Konstantin Wecker in Saarbrücken „Die Leut’ soll’n heulen!“

Saarbrücken · Musik, Poesie, Protest – Konstantin Wecker hat am Samstag in Saarbrücken ein umjubeltes Konzert gegeben. Ein besonderes Bonbon: Man konnte dem „alten Anarcho“ lauschen, wie er als zwölfjähriger Sopran „La Traviata“ sang.

 Den „Willy“ hatte er wieder dabei: Konstantin Wecker am Samstag in der Saarbrücker Congresshalle.

Den „Willy“ hatte er wieder dabei: Konstantin Wecker am Samstag in der Saarbrücker Congresshalle.

Foto: Sebastian Dingler

Am Anfang gibt’s erstmal eine Breitseite in Richtung rechts.
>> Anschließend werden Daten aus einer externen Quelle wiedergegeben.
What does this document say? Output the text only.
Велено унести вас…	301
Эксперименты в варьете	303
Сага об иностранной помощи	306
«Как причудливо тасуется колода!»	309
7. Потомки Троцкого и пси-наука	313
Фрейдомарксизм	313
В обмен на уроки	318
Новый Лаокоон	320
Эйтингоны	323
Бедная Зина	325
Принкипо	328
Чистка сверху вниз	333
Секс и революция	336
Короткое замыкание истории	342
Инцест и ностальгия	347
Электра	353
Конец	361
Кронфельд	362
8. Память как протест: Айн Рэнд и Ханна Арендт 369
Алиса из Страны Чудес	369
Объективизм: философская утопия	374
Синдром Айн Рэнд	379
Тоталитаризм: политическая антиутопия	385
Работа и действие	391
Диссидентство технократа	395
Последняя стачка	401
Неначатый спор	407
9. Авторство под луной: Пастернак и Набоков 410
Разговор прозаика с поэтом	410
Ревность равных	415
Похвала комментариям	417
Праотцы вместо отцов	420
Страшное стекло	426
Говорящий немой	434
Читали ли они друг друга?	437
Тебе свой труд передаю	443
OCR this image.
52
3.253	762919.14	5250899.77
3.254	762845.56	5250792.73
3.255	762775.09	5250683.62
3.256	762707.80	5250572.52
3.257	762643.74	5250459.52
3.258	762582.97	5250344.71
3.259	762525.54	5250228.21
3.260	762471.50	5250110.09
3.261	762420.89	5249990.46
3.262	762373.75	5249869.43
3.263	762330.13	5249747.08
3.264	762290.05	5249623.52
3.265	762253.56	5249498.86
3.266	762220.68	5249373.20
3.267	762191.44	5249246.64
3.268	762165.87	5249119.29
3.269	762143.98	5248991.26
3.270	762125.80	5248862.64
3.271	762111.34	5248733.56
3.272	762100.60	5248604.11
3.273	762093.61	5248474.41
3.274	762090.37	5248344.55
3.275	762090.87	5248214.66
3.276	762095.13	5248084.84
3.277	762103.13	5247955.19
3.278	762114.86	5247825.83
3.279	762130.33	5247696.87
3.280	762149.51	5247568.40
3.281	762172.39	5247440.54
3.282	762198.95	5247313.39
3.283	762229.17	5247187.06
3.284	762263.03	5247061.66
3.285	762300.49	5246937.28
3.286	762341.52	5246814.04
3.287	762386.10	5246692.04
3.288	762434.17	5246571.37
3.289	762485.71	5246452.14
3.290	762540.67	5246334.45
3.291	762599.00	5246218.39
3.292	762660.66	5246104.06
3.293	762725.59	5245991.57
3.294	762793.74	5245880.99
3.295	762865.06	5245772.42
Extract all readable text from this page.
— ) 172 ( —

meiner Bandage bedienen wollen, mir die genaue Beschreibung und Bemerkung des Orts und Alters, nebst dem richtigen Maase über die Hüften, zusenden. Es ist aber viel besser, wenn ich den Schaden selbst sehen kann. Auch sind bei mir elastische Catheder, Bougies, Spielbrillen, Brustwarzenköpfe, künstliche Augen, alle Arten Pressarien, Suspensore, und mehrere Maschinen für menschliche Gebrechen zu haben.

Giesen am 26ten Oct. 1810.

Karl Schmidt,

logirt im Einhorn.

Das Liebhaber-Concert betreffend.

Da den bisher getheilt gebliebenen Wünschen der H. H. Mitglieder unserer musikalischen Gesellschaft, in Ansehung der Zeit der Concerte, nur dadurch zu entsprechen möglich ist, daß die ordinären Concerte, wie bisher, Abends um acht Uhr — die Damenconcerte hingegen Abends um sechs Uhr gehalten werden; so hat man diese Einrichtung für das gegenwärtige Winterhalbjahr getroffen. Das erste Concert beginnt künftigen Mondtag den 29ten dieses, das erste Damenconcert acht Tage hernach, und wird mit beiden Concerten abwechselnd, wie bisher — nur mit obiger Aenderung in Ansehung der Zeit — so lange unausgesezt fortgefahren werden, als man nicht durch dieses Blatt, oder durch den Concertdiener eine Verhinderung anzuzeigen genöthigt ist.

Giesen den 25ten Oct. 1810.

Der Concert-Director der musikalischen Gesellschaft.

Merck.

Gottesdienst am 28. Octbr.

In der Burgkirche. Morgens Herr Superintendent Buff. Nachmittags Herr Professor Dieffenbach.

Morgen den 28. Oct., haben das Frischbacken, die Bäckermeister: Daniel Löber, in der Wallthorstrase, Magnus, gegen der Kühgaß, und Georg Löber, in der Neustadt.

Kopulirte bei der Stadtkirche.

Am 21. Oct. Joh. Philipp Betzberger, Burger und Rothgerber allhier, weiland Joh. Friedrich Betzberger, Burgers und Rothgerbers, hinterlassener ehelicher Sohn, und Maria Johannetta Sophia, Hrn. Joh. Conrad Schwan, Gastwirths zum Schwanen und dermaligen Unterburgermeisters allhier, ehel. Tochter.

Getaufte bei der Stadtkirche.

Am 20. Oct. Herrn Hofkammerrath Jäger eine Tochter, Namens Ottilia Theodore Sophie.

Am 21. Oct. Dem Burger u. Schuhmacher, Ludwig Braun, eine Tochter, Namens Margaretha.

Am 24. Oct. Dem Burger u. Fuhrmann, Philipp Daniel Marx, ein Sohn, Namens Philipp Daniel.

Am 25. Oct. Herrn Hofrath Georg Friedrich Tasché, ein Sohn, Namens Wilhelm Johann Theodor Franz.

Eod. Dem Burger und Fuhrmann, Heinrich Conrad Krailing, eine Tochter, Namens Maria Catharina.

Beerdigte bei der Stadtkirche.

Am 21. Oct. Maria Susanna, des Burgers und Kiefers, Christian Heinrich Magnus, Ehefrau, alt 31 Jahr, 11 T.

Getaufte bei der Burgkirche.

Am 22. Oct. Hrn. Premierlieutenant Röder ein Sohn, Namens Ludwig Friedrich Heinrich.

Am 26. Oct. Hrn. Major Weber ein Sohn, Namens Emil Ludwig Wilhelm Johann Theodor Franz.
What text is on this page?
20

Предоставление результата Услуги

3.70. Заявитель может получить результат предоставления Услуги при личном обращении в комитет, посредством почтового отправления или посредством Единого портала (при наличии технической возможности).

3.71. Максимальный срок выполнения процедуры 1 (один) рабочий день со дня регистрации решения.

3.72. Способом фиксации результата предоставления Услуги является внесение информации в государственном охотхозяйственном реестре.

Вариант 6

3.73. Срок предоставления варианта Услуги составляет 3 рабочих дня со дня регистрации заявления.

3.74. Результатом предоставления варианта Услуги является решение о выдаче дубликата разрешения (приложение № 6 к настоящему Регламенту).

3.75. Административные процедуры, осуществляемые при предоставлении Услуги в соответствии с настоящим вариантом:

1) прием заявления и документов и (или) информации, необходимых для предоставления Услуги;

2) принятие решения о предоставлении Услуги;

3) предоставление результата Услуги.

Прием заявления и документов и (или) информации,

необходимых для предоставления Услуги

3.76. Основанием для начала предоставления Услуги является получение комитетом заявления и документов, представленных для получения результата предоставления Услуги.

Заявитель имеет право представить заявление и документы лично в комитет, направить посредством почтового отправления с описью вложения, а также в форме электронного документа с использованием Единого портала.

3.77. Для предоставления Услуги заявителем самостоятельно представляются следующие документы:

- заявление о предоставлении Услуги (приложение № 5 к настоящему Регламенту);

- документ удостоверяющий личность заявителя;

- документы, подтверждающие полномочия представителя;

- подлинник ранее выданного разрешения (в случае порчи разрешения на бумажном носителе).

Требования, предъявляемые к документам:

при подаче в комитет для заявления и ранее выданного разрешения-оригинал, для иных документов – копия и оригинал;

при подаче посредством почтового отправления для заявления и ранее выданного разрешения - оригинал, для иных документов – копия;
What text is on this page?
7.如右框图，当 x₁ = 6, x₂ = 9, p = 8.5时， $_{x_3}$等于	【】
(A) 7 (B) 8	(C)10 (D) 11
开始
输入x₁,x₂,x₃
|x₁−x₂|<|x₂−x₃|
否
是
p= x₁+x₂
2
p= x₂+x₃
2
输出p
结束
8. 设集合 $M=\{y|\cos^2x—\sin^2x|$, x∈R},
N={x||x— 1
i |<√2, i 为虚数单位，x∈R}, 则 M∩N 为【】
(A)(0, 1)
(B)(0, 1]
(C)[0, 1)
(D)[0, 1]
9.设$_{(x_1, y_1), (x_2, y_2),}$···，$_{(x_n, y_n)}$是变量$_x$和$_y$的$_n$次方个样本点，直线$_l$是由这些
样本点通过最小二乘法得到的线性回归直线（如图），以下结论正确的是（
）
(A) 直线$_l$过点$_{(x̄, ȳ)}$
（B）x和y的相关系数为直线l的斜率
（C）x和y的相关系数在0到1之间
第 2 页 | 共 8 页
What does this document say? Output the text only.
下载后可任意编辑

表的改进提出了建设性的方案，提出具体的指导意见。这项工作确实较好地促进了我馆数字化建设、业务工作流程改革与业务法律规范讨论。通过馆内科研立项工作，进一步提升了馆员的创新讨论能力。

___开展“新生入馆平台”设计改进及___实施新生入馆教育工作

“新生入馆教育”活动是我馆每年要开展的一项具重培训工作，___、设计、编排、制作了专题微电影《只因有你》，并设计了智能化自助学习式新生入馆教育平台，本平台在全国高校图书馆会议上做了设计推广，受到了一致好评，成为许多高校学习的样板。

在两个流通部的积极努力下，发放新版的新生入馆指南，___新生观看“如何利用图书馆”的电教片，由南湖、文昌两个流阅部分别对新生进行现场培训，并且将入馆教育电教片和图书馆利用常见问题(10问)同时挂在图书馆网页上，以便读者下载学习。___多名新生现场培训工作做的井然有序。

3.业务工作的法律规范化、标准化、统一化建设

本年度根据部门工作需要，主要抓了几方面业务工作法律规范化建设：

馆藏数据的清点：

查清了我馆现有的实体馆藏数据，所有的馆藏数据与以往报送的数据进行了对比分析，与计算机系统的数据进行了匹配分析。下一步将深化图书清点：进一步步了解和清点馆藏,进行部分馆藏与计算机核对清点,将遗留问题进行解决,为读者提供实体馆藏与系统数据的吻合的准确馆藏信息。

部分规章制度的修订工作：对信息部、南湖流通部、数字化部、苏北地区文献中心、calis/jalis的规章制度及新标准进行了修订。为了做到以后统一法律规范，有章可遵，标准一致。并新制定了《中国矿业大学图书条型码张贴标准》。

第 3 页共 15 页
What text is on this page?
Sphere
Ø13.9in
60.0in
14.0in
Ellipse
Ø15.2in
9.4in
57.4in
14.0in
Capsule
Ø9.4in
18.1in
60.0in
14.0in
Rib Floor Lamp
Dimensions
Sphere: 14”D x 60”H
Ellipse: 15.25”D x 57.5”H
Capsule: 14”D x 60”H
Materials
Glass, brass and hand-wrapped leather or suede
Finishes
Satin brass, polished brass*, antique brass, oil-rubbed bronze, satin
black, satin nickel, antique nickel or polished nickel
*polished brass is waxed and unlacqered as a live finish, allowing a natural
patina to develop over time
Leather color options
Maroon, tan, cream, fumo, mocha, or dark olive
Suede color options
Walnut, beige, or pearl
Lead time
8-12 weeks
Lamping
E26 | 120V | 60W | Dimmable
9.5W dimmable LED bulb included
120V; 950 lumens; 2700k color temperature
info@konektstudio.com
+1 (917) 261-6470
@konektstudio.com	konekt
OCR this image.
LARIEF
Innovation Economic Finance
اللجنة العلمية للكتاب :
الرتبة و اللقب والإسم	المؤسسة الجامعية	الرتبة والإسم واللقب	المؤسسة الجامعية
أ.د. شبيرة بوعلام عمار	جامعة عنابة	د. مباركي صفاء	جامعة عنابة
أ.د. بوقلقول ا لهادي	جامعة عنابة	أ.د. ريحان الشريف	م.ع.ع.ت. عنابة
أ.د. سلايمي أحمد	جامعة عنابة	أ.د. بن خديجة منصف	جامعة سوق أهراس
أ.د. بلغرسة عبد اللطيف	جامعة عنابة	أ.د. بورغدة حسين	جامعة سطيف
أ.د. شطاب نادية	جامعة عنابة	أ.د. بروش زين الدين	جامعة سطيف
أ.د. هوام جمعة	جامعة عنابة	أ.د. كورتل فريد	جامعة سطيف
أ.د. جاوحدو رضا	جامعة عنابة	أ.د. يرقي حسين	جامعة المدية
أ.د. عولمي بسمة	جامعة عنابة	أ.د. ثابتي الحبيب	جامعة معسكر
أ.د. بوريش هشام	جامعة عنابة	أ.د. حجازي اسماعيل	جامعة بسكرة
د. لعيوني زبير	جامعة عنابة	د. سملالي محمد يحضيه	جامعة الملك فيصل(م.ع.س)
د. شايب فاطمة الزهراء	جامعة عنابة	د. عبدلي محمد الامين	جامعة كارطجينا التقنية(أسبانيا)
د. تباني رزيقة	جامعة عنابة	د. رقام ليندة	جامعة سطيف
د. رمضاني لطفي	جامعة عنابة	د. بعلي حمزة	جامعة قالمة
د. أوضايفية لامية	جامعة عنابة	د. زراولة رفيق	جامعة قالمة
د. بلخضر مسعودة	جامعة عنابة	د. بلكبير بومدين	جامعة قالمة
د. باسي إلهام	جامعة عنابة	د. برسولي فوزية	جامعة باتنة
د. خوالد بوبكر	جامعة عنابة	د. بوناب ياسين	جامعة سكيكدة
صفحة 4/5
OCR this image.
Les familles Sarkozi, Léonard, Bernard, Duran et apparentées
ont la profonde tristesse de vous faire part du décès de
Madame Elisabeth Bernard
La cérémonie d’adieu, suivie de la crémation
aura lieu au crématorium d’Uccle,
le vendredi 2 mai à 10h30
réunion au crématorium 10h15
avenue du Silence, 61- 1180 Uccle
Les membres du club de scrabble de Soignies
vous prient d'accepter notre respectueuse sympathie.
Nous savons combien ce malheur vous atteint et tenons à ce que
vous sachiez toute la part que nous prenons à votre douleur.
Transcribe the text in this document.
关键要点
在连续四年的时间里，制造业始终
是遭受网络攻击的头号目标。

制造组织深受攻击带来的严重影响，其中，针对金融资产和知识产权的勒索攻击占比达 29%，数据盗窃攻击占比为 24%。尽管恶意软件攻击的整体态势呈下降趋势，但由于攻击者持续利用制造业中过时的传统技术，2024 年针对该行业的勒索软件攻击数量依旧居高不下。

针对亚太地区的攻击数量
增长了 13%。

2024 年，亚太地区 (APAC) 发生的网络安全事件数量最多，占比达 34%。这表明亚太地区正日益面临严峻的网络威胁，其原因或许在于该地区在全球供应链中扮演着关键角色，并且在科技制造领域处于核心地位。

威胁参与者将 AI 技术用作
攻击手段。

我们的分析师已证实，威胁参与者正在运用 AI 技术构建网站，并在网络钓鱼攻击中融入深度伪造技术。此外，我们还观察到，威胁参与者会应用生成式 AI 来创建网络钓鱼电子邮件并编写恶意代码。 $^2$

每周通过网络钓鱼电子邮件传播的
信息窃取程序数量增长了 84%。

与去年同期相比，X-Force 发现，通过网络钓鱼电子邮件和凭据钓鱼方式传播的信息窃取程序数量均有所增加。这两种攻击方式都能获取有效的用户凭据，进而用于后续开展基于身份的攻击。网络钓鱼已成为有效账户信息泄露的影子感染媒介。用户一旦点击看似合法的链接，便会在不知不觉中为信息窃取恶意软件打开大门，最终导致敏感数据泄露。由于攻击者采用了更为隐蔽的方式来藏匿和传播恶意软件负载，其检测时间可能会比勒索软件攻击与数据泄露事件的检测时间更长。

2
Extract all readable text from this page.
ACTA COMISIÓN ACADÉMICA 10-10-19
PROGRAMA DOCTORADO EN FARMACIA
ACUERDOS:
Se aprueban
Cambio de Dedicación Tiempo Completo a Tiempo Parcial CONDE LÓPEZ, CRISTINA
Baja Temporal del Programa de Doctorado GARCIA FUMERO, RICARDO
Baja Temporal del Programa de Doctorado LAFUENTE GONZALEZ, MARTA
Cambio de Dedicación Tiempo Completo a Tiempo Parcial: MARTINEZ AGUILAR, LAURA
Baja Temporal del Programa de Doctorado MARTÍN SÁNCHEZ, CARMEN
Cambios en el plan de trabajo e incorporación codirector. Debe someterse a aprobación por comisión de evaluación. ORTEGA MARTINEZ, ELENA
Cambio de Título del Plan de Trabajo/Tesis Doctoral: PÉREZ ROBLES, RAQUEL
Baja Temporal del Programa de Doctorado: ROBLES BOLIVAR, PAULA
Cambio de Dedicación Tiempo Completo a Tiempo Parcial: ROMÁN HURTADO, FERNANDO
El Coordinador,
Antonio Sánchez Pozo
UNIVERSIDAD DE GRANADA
Da packt Konstantin Wecker bei seinem Konzert in der Congresshalle noch mal den „Willy“ aus, die Ballade über einen von Neonazis erschlagenen Linken. Er hätte nicht gedacht, dass das Lied noch mal so aktuell werden würde, sagt er. Doch nur der Refrain ist von dem Song übriggeblieben, der Wecker 1977 bekannt machte. Statt Strophen spricht er am Samstagabend nur Text zu seiner Klavierbegleitung, Zeilen wie: „Bei alldem berufen wir uns gebetsmühlenartig auf unsere christlich-abendländischen Werte, die ja alle orientalischer Herkunft sind – jedenfalls wüsste ich nicht, dass die Bibel in Straßburg oder Saarbrücken geschrieben worden wäre.“ Oder: „Gaulands Vogelschiss ist der Tropfen, der das Fass zum Überlaufen bringt, das zuvor schon zum Rand gefüllt war mit Herzlosigkeit und Verharmlosung der Nazi-Diktatur.“

Nach einem weiteren Politsong, „Den Parolen keine Chance“, erklärt Wecker, jetzt habe er ja seinen (wohlbekannten) politischen Standpunkt klargestellt, man dürfe sich nun auf einen poetischen Abend freuen. Das ist natürlich nur ein Scherz, denn der 1947 geborene Sänger äußert als „alter Anarcho“ auch im weiteren Verlauf seine Sicht der Dinge. 1968 war er im idealen Alter für den Protest gegen den „Muff unter den Talaren“,  und davon ist er bis heute geprägt. Er hoffe bezüglich der „Fridays for Future“-Bewegung auf ein neues ’68. Doch der Klimaschutz ist hier weniger Thema als der immerwährende Kampf gegen rechts. So kommt er nach der Pause mit dem Song „Das Leben will lebendig sein“ auf die Bühne – das Lied sei entstanden, nachdem in Chemnitz „tausende Neonazis Ausländer gejagt haben“.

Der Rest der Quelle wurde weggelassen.